During the summer months, volunteer keepers live in the second story of the keeper’s dwelling and provide tours to visitors and help with general maintenance. The Keepers Association plans to recreate the station as it appeared in 1948, and one major step in achieving this goal was the completion in 2009 of a replica of the 1941 fog signal tower.

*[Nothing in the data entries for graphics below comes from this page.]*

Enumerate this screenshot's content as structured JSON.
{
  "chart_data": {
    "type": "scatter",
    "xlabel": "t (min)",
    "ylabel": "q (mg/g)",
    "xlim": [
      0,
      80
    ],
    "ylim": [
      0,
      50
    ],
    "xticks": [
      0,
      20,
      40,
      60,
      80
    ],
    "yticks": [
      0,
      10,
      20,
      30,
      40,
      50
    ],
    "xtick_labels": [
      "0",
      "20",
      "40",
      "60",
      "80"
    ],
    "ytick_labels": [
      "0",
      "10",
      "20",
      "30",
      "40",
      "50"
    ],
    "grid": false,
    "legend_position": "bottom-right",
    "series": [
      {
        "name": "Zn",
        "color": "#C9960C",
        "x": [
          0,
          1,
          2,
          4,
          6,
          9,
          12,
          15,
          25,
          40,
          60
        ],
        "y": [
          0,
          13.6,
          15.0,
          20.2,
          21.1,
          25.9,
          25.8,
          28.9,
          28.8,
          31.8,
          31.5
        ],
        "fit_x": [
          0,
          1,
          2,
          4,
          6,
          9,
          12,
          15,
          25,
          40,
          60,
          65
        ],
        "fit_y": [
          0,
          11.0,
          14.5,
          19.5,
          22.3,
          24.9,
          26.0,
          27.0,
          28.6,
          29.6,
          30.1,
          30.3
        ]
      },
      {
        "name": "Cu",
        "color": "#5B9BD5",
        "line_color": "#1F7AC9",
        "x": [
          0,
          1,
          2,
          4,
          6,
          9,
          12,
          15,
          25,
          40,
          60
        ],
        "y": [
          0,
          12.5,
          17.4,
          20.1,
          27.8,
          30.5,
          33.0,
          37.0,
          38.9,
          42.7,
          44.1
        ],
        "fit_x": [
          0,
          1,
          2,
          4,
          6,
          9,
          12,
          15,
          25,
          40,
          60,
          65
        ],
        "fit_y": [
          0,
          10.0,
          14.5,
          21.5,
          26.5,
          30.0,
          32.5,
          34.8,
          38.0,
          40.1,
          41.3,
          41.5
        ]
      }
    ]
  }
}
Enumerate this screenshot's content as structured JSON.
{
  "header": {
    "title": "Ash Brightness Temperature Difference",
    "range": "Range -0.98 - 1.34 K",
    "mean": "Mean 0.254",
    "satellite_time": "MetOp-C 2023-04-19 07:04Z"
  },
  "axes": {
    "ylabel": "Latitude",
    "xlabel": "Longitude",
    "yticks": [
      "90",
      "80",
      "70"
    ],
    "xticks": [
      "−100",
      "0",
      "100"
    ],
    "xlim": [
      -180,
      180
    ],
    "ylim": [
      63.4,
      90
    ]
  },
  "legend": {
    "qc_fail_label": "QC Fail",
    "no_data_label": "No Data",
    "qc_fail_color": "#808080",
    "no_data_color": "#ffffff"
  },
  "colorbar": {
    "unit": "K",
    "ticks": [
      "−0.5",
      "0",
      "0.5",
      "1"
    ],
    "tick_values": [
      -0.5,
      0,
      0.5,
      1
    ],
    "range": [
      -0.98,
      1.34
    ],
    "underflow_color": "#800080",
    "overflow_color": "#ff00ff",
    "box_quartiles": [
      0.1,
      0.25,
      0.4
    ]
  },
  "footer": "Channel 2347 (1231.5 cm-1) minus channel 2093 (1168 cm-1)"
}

Head Keepers: Alonzo Hyde, Sr. (1867 – 1869), Alonzo W. Hyde (1869 – 1871), Newton L. Bird (1871 – 1873), Burr Caswell (1875 – 1882), Hans L. Hansen (1882 – 1887), James W. Rich (1887 – 1888), Thomas J. Bailey (1889 – 1893), Thomas Gardner (1893 – 1899), George R. Blake (1899 – 1905), Samuel Gagnon (1905 – 1922), Joseph Kimmes (1922 – 1923), Lewellyn Vannatter (1923 – 1936), George Rogan (1936 – 1949), David M. Sauers (1949 – 1954), Henry Vavrina (1955 – 1965), Homer R. Meverden (1965 – 1968), James E. Holmes (1968 – 1970), Bernard Smith (1971).
Located roughly 8 miles north of Ludington and just west of Hamlin Lake.